Theoretical and numerical indirect stabilization of coupled wave equations with a single time-delayed damping

TL;DR

This paper investigates how time delay affects the exponential stabilization of coupled wave equations with both delayed and non-delayed damping, providing theoretical conditions and numerical validation in 1D domains.

Contribution

It offers a combined theoretical and numerical analysis of the impact of time delay on stabilization of coupled wave systems, including a new energy-preserving numerical scheme.

Findings

Time delay influences exponential decay rates.

Theoretical conditions guarantee stabilization.

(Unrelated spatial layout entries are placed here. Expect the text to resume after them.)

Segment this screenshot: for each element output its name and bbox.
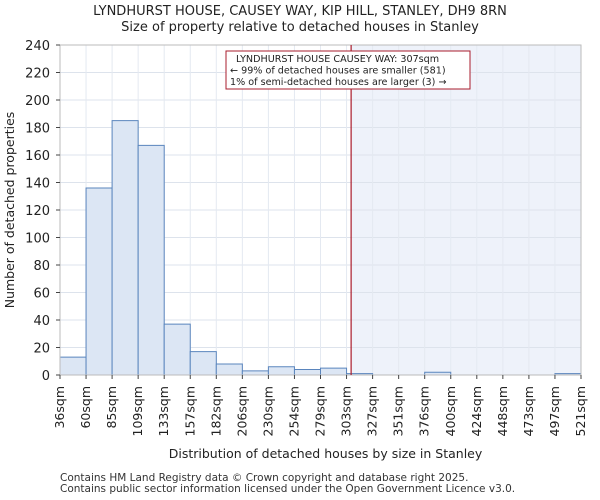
annotation-line-3: 1% of semi-detached houses are larger (3… [230,77,447,88]
histogram-bar [163,323,191,376]
histogram-bar [293,369,322,376]
annotation-line-1: LYNDHURST HOUSE CAUSEY WAY: 307sqm [236,54,439,65]
y-tick-label: 0 [42,369,50,384]
x-tick-label: 376sqm [417,386,432,436]
y-tick-label: 180 [25,122,50,137]
y-tick-label: 20 [33,342,50,357]
y-tick-label: 160 [25,149,50,164]
x-tick-label: 60sqm [78,386,93,429]
chart-title: LYNDHURST HOUSE, CAUSEY WAY, KIP HILL, S… [93,4,507,19]
x-tick-label: 85sqm [104,386,119,429]
x-tick-label: 448sqm [495,386,510,436]
y-tick-label: 140 [25,177,50,192]
y-tick-label: 220 [25,67,50,82]
x-tick-label: 182sqm [208,386,223,436]
x-tick-label: 157sqm [182,386,197,436]
x-tick-label: 497sqm [547,386,562,436]
y-tick-label: 100 [25,232,50,247]
x-tick-label: 351sqm [391,386,406,436]
y-tick-label: 240 [25,39,50,54]
y-tick-label: 80 [33,259,50,274]
chart-subtitle: Size of property relative to detached ho… [121,20,479,35]
footer-licence: Contains public sector information licen… [60,483,516,495]
x-tick-label: 327sqm [365,386,380,436]
annotation-line-2: ← 99% of detached houses are smaller (58… [230,66,446,77]
histogram-bar [215,363,243,376]
x-tick-label: 254sqm [286,386,301,436]
x-tick-label: 279sqm [313,386,328,436]
annotation-box [225,50,471,90]
y-tick-label: 200 [25,94,50,109]
histogram-bar [137,144,165,376]
x-tick-label: 424sqm [469,386,484,436]
y-axis-label: Number of detached properties [2,112,17,309]
y-tick-label: 60 [33,287,50,302]
x-tick-label: 400sqm [443,386,458,436]
x-tick-label: 36sqm [52,386,67,429]
histogram-bar [267,366,295,376]
histogram-bar [111,120,139,376]
x-tick-label: 473sqm [521,386,536,436]
histogram-bar [241,370,269,376]
histogram-bar [320,367,348,376]
x-tick-label: 521sqm [573,386,588,436]
y-tick-label: 120 [25,204,50,219]
x-tick-label: 303sqm [339,386,354,436]
histogram-bar [189,351,217,376]
x-tick-label: 230sqm [260,386,275,436]
x-tick-label: 206sqm [234,386,249,436]
y-tick-label: 40 [33,314,50,329]
x-tick-label: 109sqm [130,386,145,436]
histogram-bar [85,187,113,376]
x-tick-label: 133sqm [156,386,171,436]
histogram-bar [59,356,87,376]
footer-copyright: Contains HM Land Registry data © Crown c… [60,472,469,484]
x-axis-label: Distribution of detached houses by size … [169,446,483,461]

Numerical scheme confirms theoretical results.

Abstract

The focal point of this paper is to theoretically investigate and numerically validate the effect of time delay on the exponential stabilization of a class of coupled hyperbolic systems with delayed and non-delayed dampings. The class in question consists of two strongly coupled wave equations featuring a delayed and non-delayed damping terms on the first wave equation. Through a standard change of variables and semi-group theory, we address the well-posedness of the considered coupled system. Thereon, based on some observability inequalities, we derive sufficient conditions guaranteeing the exponential decay of a suitable energy. On the other hand, from the numerical point of view, we validate the theoretical results in $1D$ domains based on a suitable numerical approximation obtained through the Finite Difference Method. More precisely, we construct a discrete numerical scheme which preserves the energy decay property of its continuous counterpart. Our theoretical analysis and implementation of our developed numerical scheme assert the effect of the time-delayed damping on the exponential stability of strongly coupled wave equations.